- Promotional poster for Le Grand Chef 2: Kimchi Battle
- Hangul: 식객 2: 김치 전쟁
- Hanja: 食客 2: 김치 戰爭
- RR: Sikgaek 2: gimchi jeonjaeng
- MR: Sikkaek 2: kimch'i chŏnjaeng
- Directed by: Baek Dong-hoon
- Screenplay by: Shin Dong-ik Hwang Seong-gu
- Based on: Sikgaek by Huh Young-man
- Produced by: Lee Seong-hun Choi Chang-won Choi Jun-yeong
- Starring: Kim Jung-eun Jin Goo
- Cinematography: Jo Yong-gyu
- Edited by: Park Gok-ji
- Production company: IROOM Pictures
- Distributed by: Lotte Entertainment M-Line Distribution (international)
- Release date: 28 January 2010;
- Running time: 119 minutes
- Country: South Korea
- Language: Korean
- Box office: US$2.9 million

= Le Grand Chef 2: Kimchi Battle =

Le Grand Chef 2: Kimchi Battle (also known as Le Grand Chef 2: Kimchi Wars) is a 2010 South Korean film starring Kim Jung-eun and Jin Goo. It was released on January 28, 2010.

Loosely based on characters that appeared in Huh Young-man's celebrated manhwa (comic) series Sikgaek, it is a spin-off of 2007 adaptation Le Grand Chef, but with an original story. Culinary genius Seong-chan hears the news that world-renowned chef Jang-eun is trying to close down his childhood residence/restaurant, Chunyanggak. To save Chunyanggak, Seong-chan must compete against Jang-eun to make the best kimchi dish. The film showcased many different regional kimchi dishes and modern fusion recipes.

==Plot==
During a state visit to Japan the Korean president gets involved in a heated debate with the Japanese prime minister over the origins of kimchi, with the latter boldly claiming that kimchi was originally from Japan, thus an original Japanese dish. This does not please the Korean president, so he vows to market the dish to the world as the originator. Upon his return to Korea, he announces a national "Kimchi Contest" to reaffirm its position as a Korean product.

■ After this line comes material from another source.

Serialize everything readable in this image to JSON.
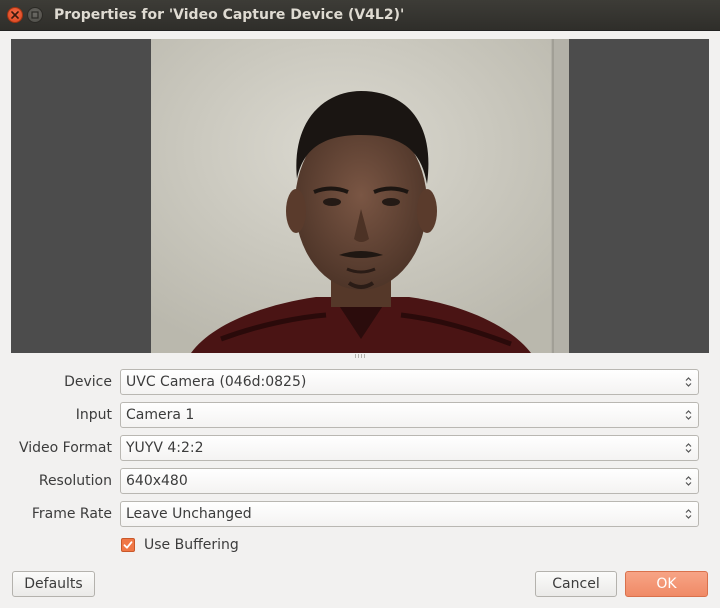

Jang-eun (Kim Jung-eun), is a famous fusion chef, who left Korea 10 years ago to train in Japan and hides her broken heart with a cold-hearted mask. She has always resented that her mother was once a gisaeng and for cherishing her Chunyanggak Restaurant more than herself and her own daughter. Thus she has returned to shut down the restaurant which her mother has run for years. On the other hand, her step-brother Seong-chan (Jin Goo), who was taken in by Jang-eun's mother after his deaf-and-mute mother was unable to care for him, is an advocate of tradition and wants to keep the beloved restaurant. He proposes that they compete in the Kimchi Contest for the rights to close or save the restaurant.

==Cast==
- Kim Jung-eun - Jang-eun
- Jin Goo - Seong-chan
- Wang Ji-hye - Jin-soo
- Choi Jong-won - Ja-woon
- Lee Bo-hee - Soo-hyang
- Lee Byung-joon - Jo Dong-hee
- Kim Young-ok - Yeo-sang's mother
- Park Gil-soo - Department chief Kim
- Heo Hyeon-ho - Professor Oh
- Lee Kan-hee - Teacher Kong
- Lee Seung-cheol - Korean president
- Baek Jin-ki - young Yeo-sang
- Lee Jung-joon - chef #3
- Han Kuk-jin - editor
- Kwon Oh-jin - union president
- Lee Jang-won - announcer
- Sung Ji-ru - Yeo-sang (cameo)
- Choo Ja-hyun - Seong-chan's mother (cameo)
- Kim Young-woong - Arnold

==Production==
Approximately 30 percent of the film was shot in Gwangju. Actors Kim Jung-eun and Jin Goo, along with celebrity chef Edward Young-min Kwon, were named special kimchi ambassadors by the city when it hosted the annual Gwangju Kimchi Cultural Festival in October–November 2009. South Jeolla Province occupies 53.6 percent of Korea's entire agricultural land, and Gwangju grows an abundance of the ingredients which are needed to make kimchi, namely: lettuce, radish, garlic, onion and dried red pepper. The world kimchi research center is also scheduled to be established in the region.

Kim Jung-eun and Jin Goo both took 3 months of cooking lessons from food director Kim Soo-jin prior to production.

==Reception==
The film ranked second and grossed in its first week of release, and grossed a total of domestically after eight weeks of screening.

==International release==
After opening in Korea on January 28, 2010, the film also screened on February 20 at AMC Theatres in 20 major U.S. cities including New York, Atlanta, Chicago and Los Angeles. This is the first time that a Korean film screened simultaneously in South Korea and the United States.